每小时尿量的定义影响急性肾损伤的报道发病率和分期。

背景技术通常使用KDIGO系统来定义急性肾损伤(AKI),该系统包括基于尿量减少(UO)的标准。对于是否应该使用连续的每小时读数或平均值输出来测量UO尚无共识。这使得KDIGO UO的AKI定义和分级容易受到不一致的影响,这对研究和临床实践均具有影响。这项研究的目的是调查定义UO的方式是否会影响AKI的发生和分期。方法我们对两项单中心观察性研究进行了回顾性分析,调查了(i)接受心脏手术的患者和(ii)接受普通重症监护病房(ICU)的患者。使用KDIGO血清肌酐(SCr)标准和UO的两种方法(UOcons:UO每隔一小时达到KDIGO标准;UOmean:达到KDIGO标准的平均每小时UO)。结果分析了151例CICU和150例ICU入院的数据。在CICU中,仅使用SCr的AKI发生率为23.8%,在ICU中为32%。当考虑使用UO时,两组的发病率均增加,其中包括UOmean的报道的AKI发病率增加了一倍以上(CICU:UOcons 39.7%,UOmean 72.8%; ICU:UOcons 51.3%,UOmean 69.3%)。
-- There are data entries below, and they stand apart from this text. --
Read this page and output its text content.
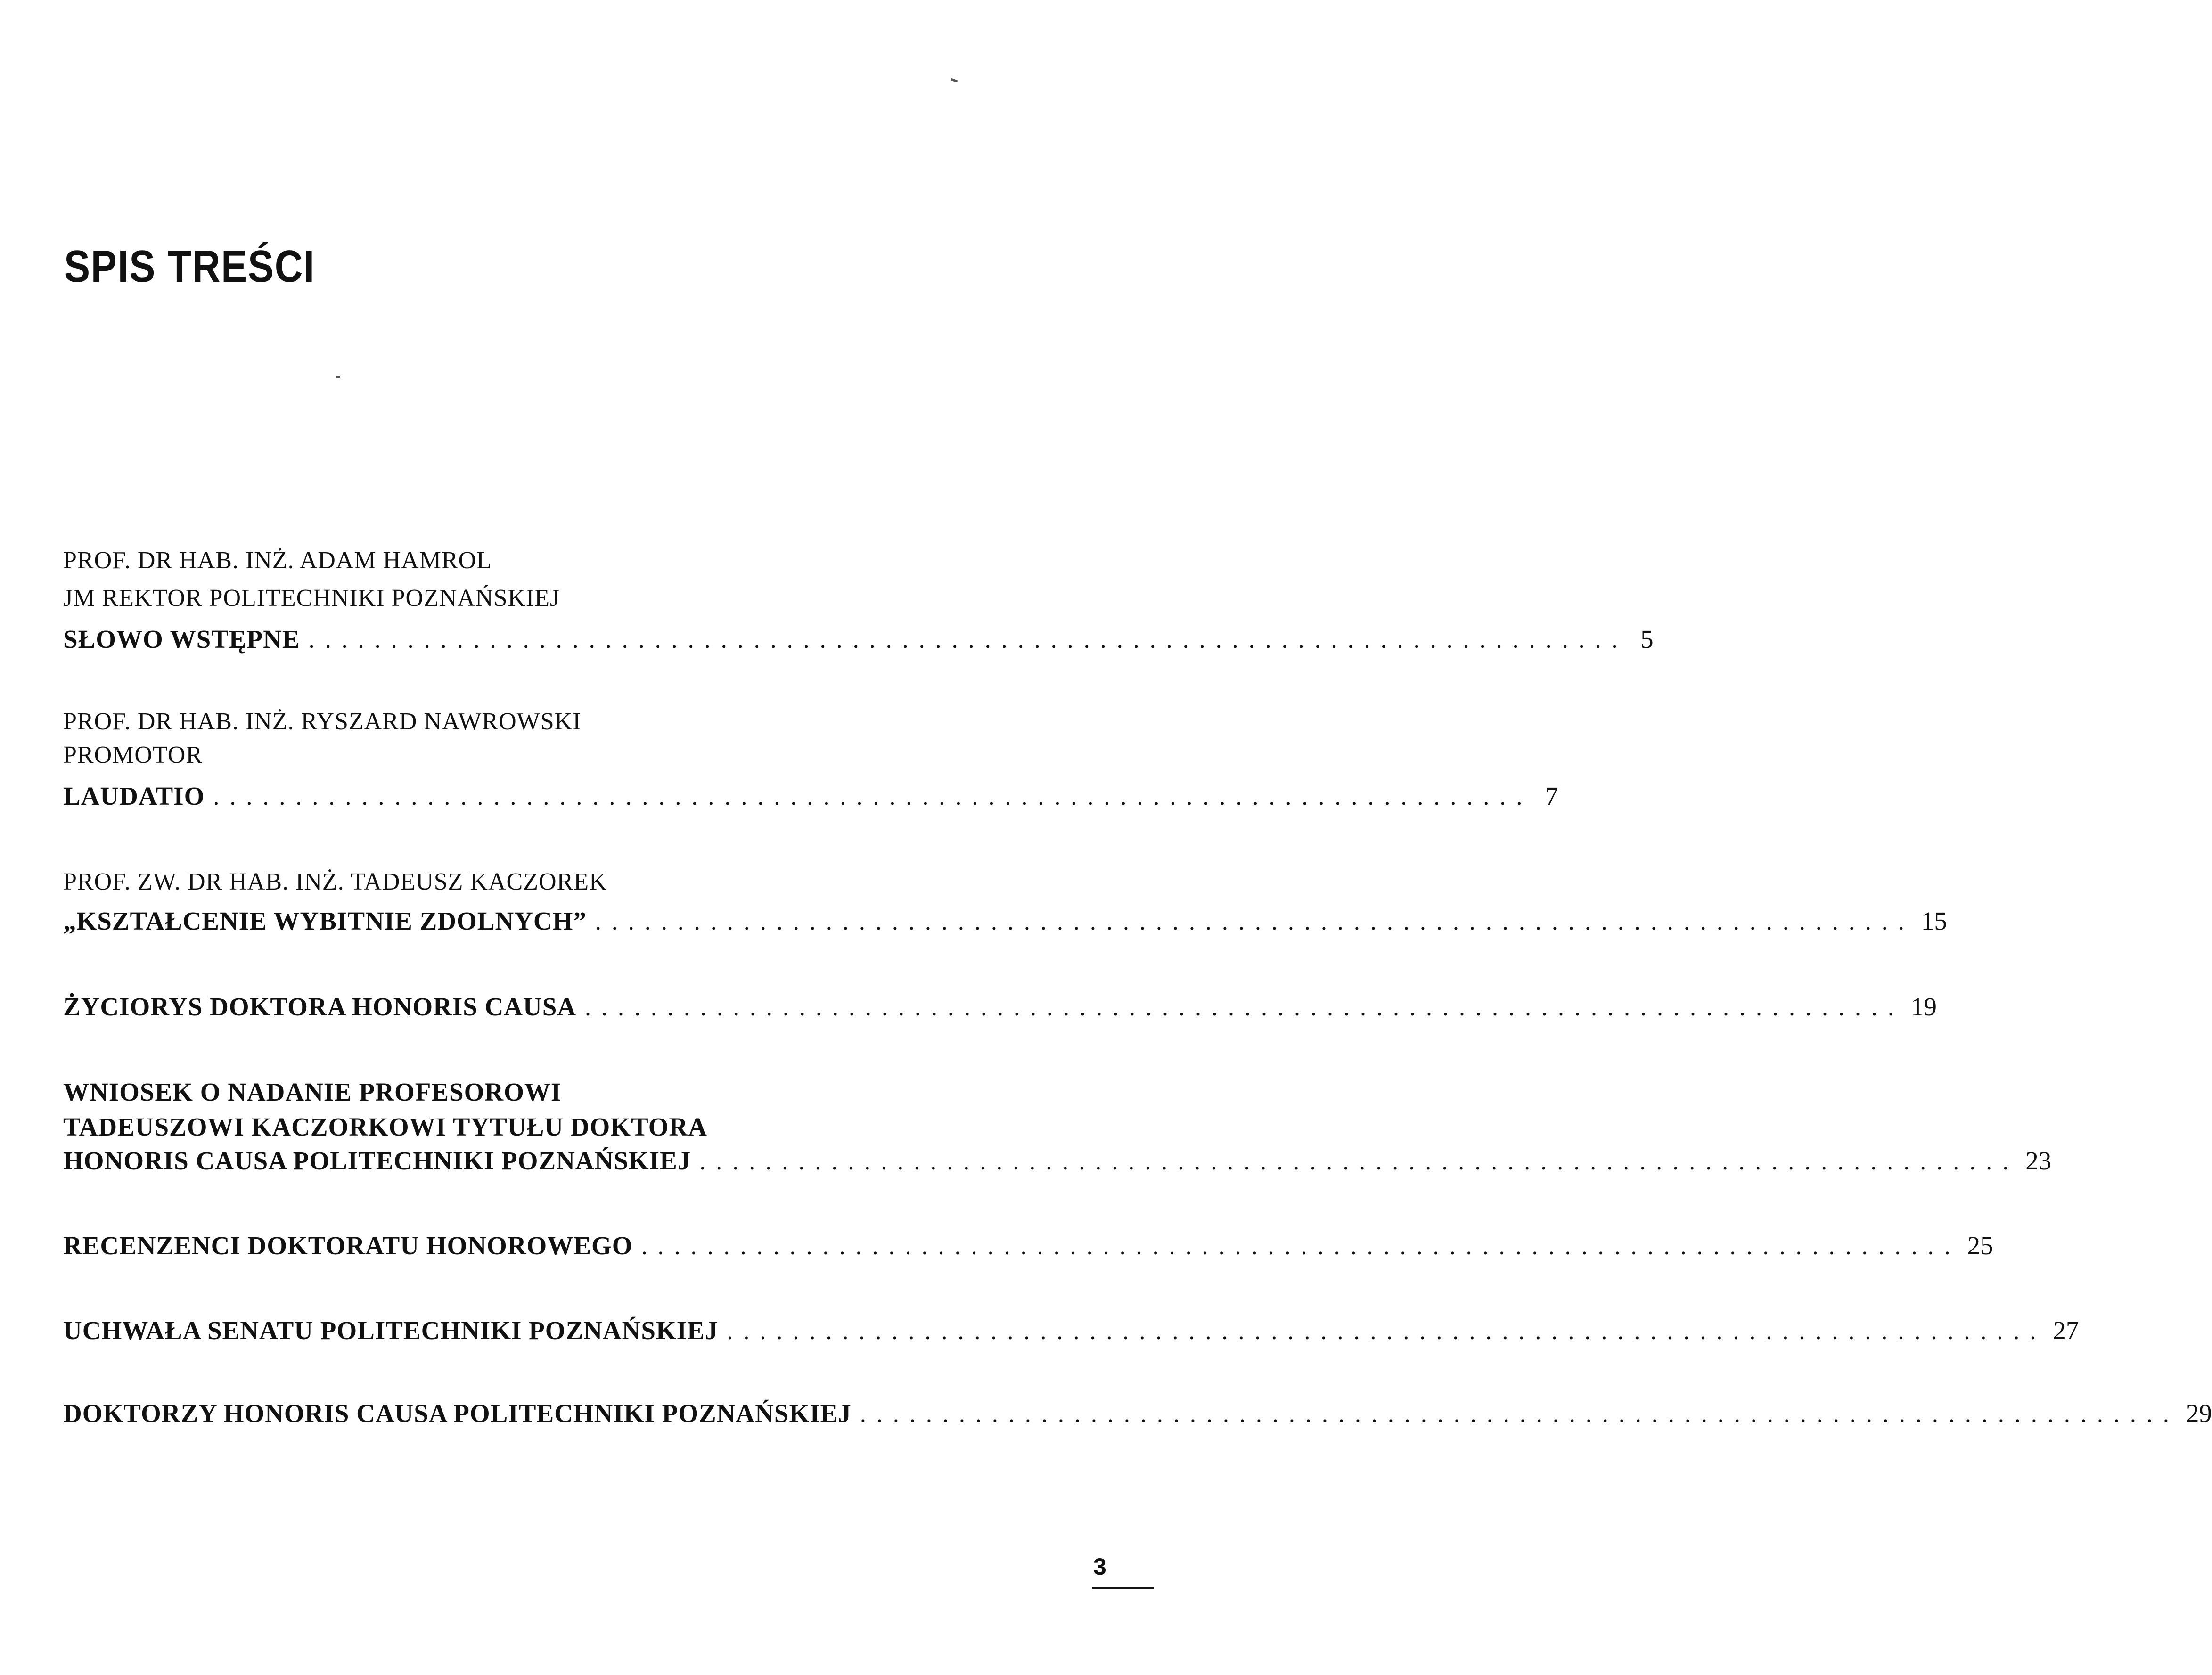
SPIS TREŚCI
PROF. DR HAB. INŻ. ADAM HAMROL
JM REKTOR POLITECHNIKI POZNAŃSKIEJ
SŁOWO WSTĘPNE ................................................................................ 5
PROF. DR HAB. INŻ. RYSZARD NAWROWSKI
PROMOTOR
LAUDATIO ................................................................................ 7
PROF. ZW. DR HAB. INŻ. TADEUSZ KACZOREK
„KSZTAŁCENIE WYBITNIE ZDOLNYCH” ................................................................................ 15
ŻYCIORYS DOKTORA HONORIS CAUSA ................................................................................ 19
WNIOSEK O NADANIE PROFESOROWI
TADEUSZOWI KACZORKOWI TYTUŁU DOKTORA
HONORIS CAUSA POLITECHNIKI POZNAŃSKIEJ ................................................................................ 23
RECENZENCI DOKTORATU HONOROWEGO ................................................................................ 25
UCHWAŁA SENATU POLITECHNIKI POZNAŃSKIEJ ................................................................................ 27
DOKTORZY HONORIS CAUSA POLITECHNIKI POZNAŃSKIEJ ................................................................................ 29
3
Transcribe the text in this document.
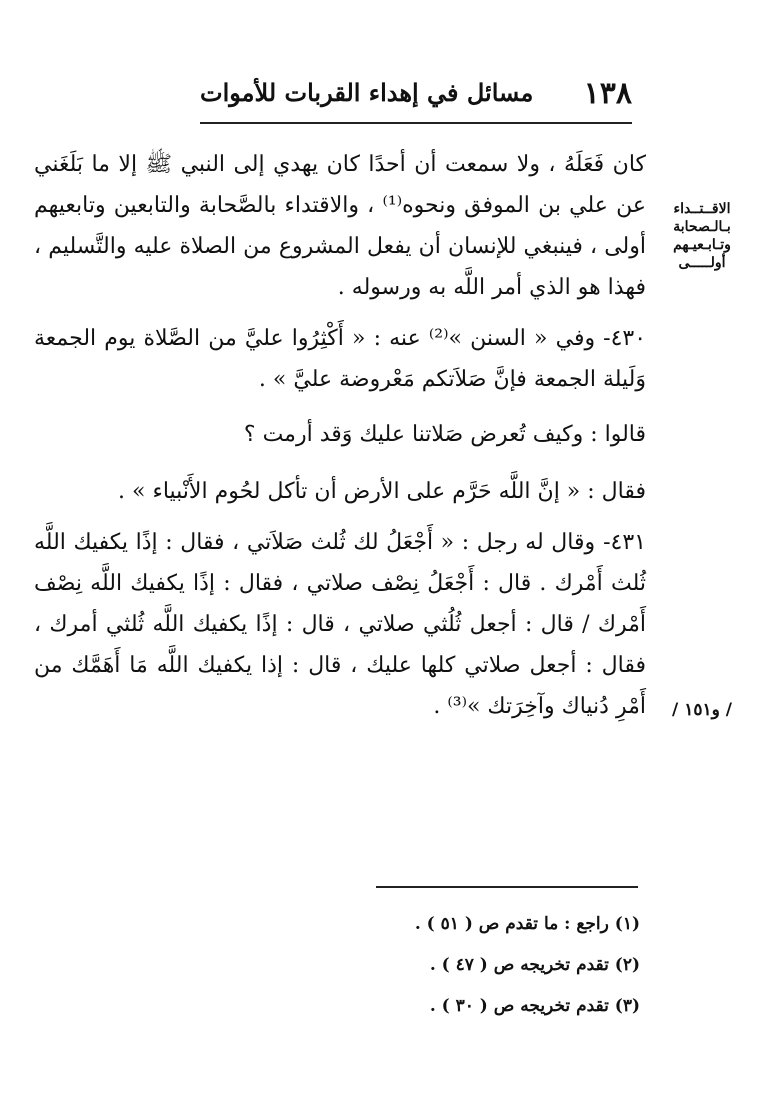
١٣٨
مسائل في إهداء القربات للأموات
الاقــتــداء
بـالـصحابة
وتـابـعيـهم
أولـــــى
/ و١٥١ /
كان فَعَلَهُ ، ولا سمعت أن أحدًا كان يهدي إلى النبي ﷺ إلا ما بَلَغَني عن علي بن الموفق ونحوه⁽¹⁾ ، والاقتداء بالصَّحابة والتابعين وتابعيهم أولى ، فينبغي للإنسان أن يفعل المشروع من الصلاة عليه والتَّسليم ، فهذا هو الذي أمر اللَّه به ورسوله .
٤٣٠-وفي « السنن »⁽²⁾ عنه : « أَكْثِرُوا عليَّ من الصَّلاة يوم الجمعة وَلَيلة الجمعة فإنَّ صَلاَتكم مَعْروضة عليَّ » .
قالوا : وكيف تُعرض صَلاتنا عليك وَقد أرمت ؟
فقال : « إنَّ اللَّه حَرَّم على الأرض أن تأكل لحُوم الأَنْبياء » .
٤٣١-وقال له رجل : « أَجْعَلُ لك ثُلث صَلاَتي ، فقال : إذًا يكفيك اللَّه ثُلث أَمْرك . قال : أَجْعَلُ نِصْف صلاتي ، فقال : إذًا يكفيك اللَّه نِصْف أَمْرك / قال : أجعل ثُلُثي صلاتي ، قال : إذًا يكفيك اللَّه ثُلثي أمرك ، فقال : أجعل صلاتي كلها عليك ، قال : إذا يكفيك اللَّه مَا أَهَمَّك من أَمْرِ دُنياك وآخِرَتك »⁽³⁾ .
(١) راجع : ما تقدم ص ( ٥١ ) .
(٢) تقدم تخريجه ص ( ٤٧ ) .
(٣) تقدم تخريجه ص ( ٣٠ ) .
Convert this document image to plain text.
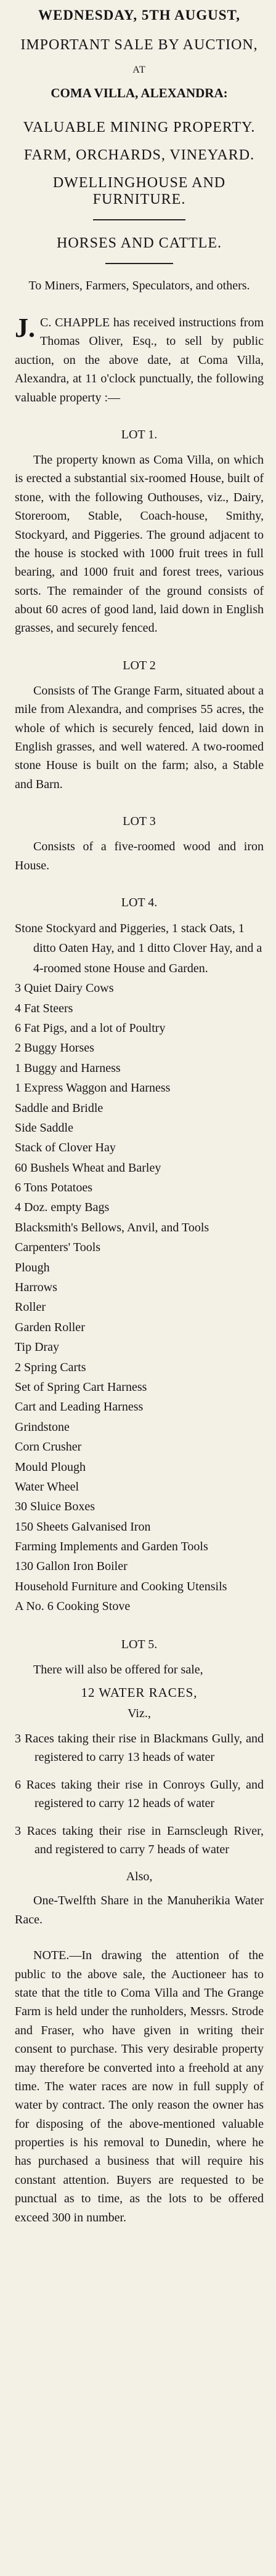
WEDNESDAY, 5TH AUGUST,
IMPORTANT SALE BY AUCTION,
AT
COMA VILLA, ALEXANDRA:
VALUABLE MINING PROPERTY.
FARM, ORCHARDS, VINEYARD.
DWELLINGHOUSE AND FURNITURE.
HORSES AND CATTLE.
To Miners, Farmers, Speculators, and others.

J. C. CHAPPLE has received instructions from Thomas Oliver, Esq., to sell by public auction, on the above date, at Coma Villa, Alexandra, at 11 o'clock punctually, the following valuable property :—

LOT 1.

The property known as Coma Villa, on which is erected a substantial six-roomed House, built of stone, with the following Outhouses, viz., Dairy, Storeroom, Stable, Coach-house, Smithy, Stockyard, and Piggeries. The ground adjacent to the house is stocked with 1000 fruit trees in full bearing, and 1000 fruit and forest trees, various sorts. The remainder of the ground consists of about 60 acres of good land, laid down in English grasses, and securely fenced.

LOT 2

Consists of The Grange Farm, situated about a mile from Alexandra, and comprises 55 acres, the whole of which is securely fenced, laid down in English grasses, and well watered. A two-roomed stone House is built on the farm; also, a Stable and Barn.

LOT 3

Consists of a five-roomed wood and iron House.

LOT 4.
Stone Stockyard and Piggeries, 1 stack Oats, 1 ditto Oaten Hay, and 1 ditto Clover Hay, and a 4-roomed stone House and Garden.
3 Quiet Dairy Cows
4 Fat Steers
6 Fat Pigs, and a lot of Poultry
2 Buggy Horses
1 Buggy and Harness
1 Express Waggon and Harness
Saddle and Bridle
Side Saddle
Stack of Clover Hay
60 Bushels Wheat and Barley
6 Tons Potatoes
4 Doz. empty Bags
Blacksmith's Bellows, Anvil, and Tools
Carpenters' Tools
Plough
Harrows
Roller
Garden Roller
Tip Dray
2 Spring Carts
Set of Spring Cart Harness
Cart and Leading Harness
Grindstone
Corn Crusher
Mould Plough
Water Wheel
30 Sluice Boxes
150 Sheets Galvanised Iron
Farming Implements and Garden Tools
130 Gallon Iron Boiler
Household Furniture and Cooking Utensils
A No. 6 Cooking Stove
LOT 5.

There will also be offered for sale,

12 WATER RACES,
Viz.,

3 Races taking their rise in Blackmans Gully, and registered to carry 13 heads of water

6 Races taking their rise in Conroys Gully, and registered to carry 12 heads of water

3 Races taking their rise in Earnscleugh River, and registered to carry 7 heads of water

Also,

One-Twelfth Share in the Manuherikia Water Race.

NOTE.—In drawing the attention of the public to the above sale, the Auctioneer has to state that the title to Coma Villa and The Grange Farm is held under the runholders, Messrs. Strode and Fraser, who have given in writing their consent to purchase. This very desirable property may therefore be converted into a freehold at any time. The water races are now in full supply of water by contract. The only reason the owner has for disposing of the above-mentioned valuable properties is his removal to Dunedin, where he has purchased a business that will require his constant attention. Buyers are requested to be punctual as to time, as the lots to be offered exceed 300 in number.
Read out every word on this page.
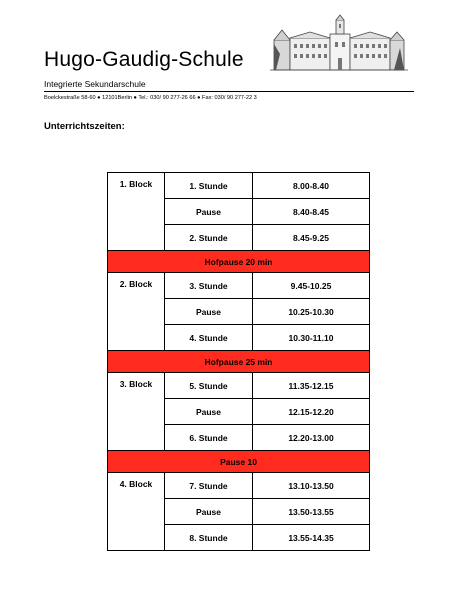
Hugo-Gaudig-Schule
Integrierte Sekundarschule
Boelckestraße 58-60 ● 12101Berlin ● Tel.: 030/ 90 277-26 66 ● Fax: 030/ 90 277-22 3
Unterrichtszeiten:
1. Block	1. Stunde	8.00-8.40
	Pause	8.40-8.45
	2. Stunde	8.45-9.25
Hofpause 20 min		
2. Block	3. Stunde	9.45-10.25
	Pause	10.25-10.30
	4. Stunde	10.30-11.10
Hofpause 25 min		
3. Block	5. Stunde	11.35-12.15
	Pause	12.15-12.20
	6. Stunde	12.20-13.00
Pause 10		
4. Block	7. Stunde	13.10-13.50
	Pause	13.50-13.55
	8. Stunde	13.55-14.35
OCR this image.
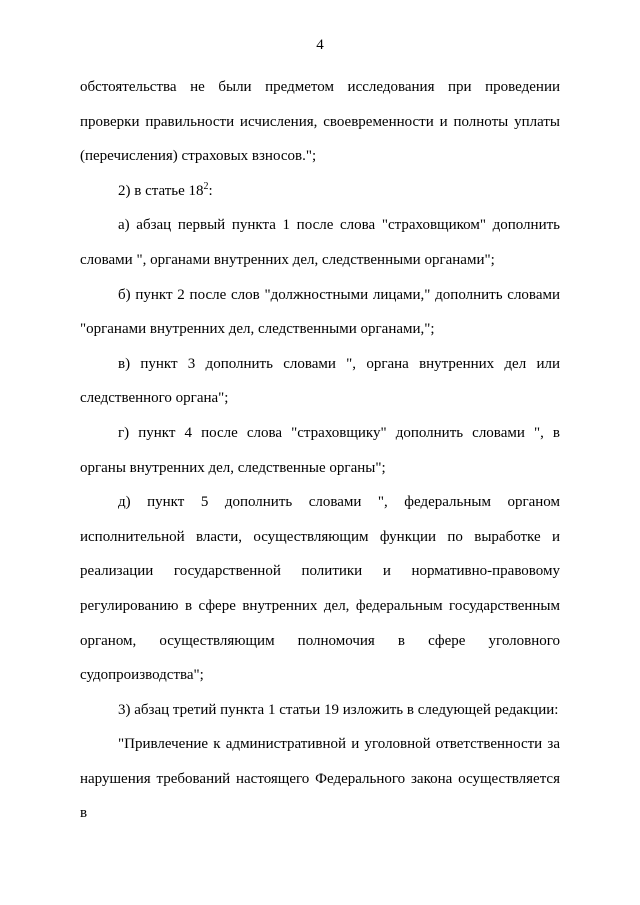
4

обстоятельства не были предметом исследования при проведении проверки правильности исчисления, своевременности и полноты уплаты (перечисления) страховых взносов.";

2) в статье $18^2$:

а) абзац первый пункта 1 после слова "страховщиком" дополнить словами ", органами внутренних дел, следственными органами";

б) пункт 2 после слов "должностными лицами," дополнить словами "органами внутренних дел, следственными органами,";

в) пункт 3 дополнить словами ", органа внутренних дел или следственного органа";

г) пункт 4 после слова "страховщику" дополнить словами ", в органы внутренних дел, следственные органы";

д) пункт 5 дополнить словами ", федеральным органом исполнительной власти, осуществляющим функции по выработке и реализации государственной политики и нормативно-правовому регулированию в сфере внутренних дел, федеральным государственным органом, осуществляющим полномочия в сфере уголовного судопроизводства";

3) абзац третий пункта 1 статьи 19 изложить в следующей редакции:

"Привлечение к административной и уголовной ответственности за нарушения требований настоящего Федерального закона осуществляется в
在这两组中,UOcon导致KDIGO第1阶段的发病率增加,但UOmean增加了KDIGO第2阶段的发病率。结论我们证明国际公认的AKI定义严重缺乏清晰度,导致AKI发病率报告的差异很大。在CICU中,仅使用SCr的AKI发生率为23.8%,在ICU中为32%。当考虑使用UO时,两组的发病率均增加,其中包括UOmean的报道的AKI发病率增加了一倍以上(CICU:UOcons 39.7%,UOmean 72.8%; ICU:UOcons 51.3%,UOmean 69.3%)。在这两组中,UOcon导致KDIGO第1阶段的发病率增加,但UOmean增加了KDIGO第2阶段的发病率。结论我们证明国际公认的AKI定义严重缺乏清晰度,导致AKI发病率报告的差异很大。在CICU中,仅使用SCr的AKI发生率为23.8%,而在ICU中为32%。当考虑使用UO时,两组的发病率均增加,其中包括UOmean的报道的AKI发病率增加了一倍以上(CICU:UOcons 39.7%,UOmean 72.8%; ICU:UOcons 51.3%,UOmean 69.3%)。在这两组中,UOcon导致KDIGO第1阶段的发病率增加,但UOmean增加了KDIGO第2阶段的发病率。结论我们证明国际公认的AKI定义严重缺乏清晰度,导致AKI发病率报告的差异很大。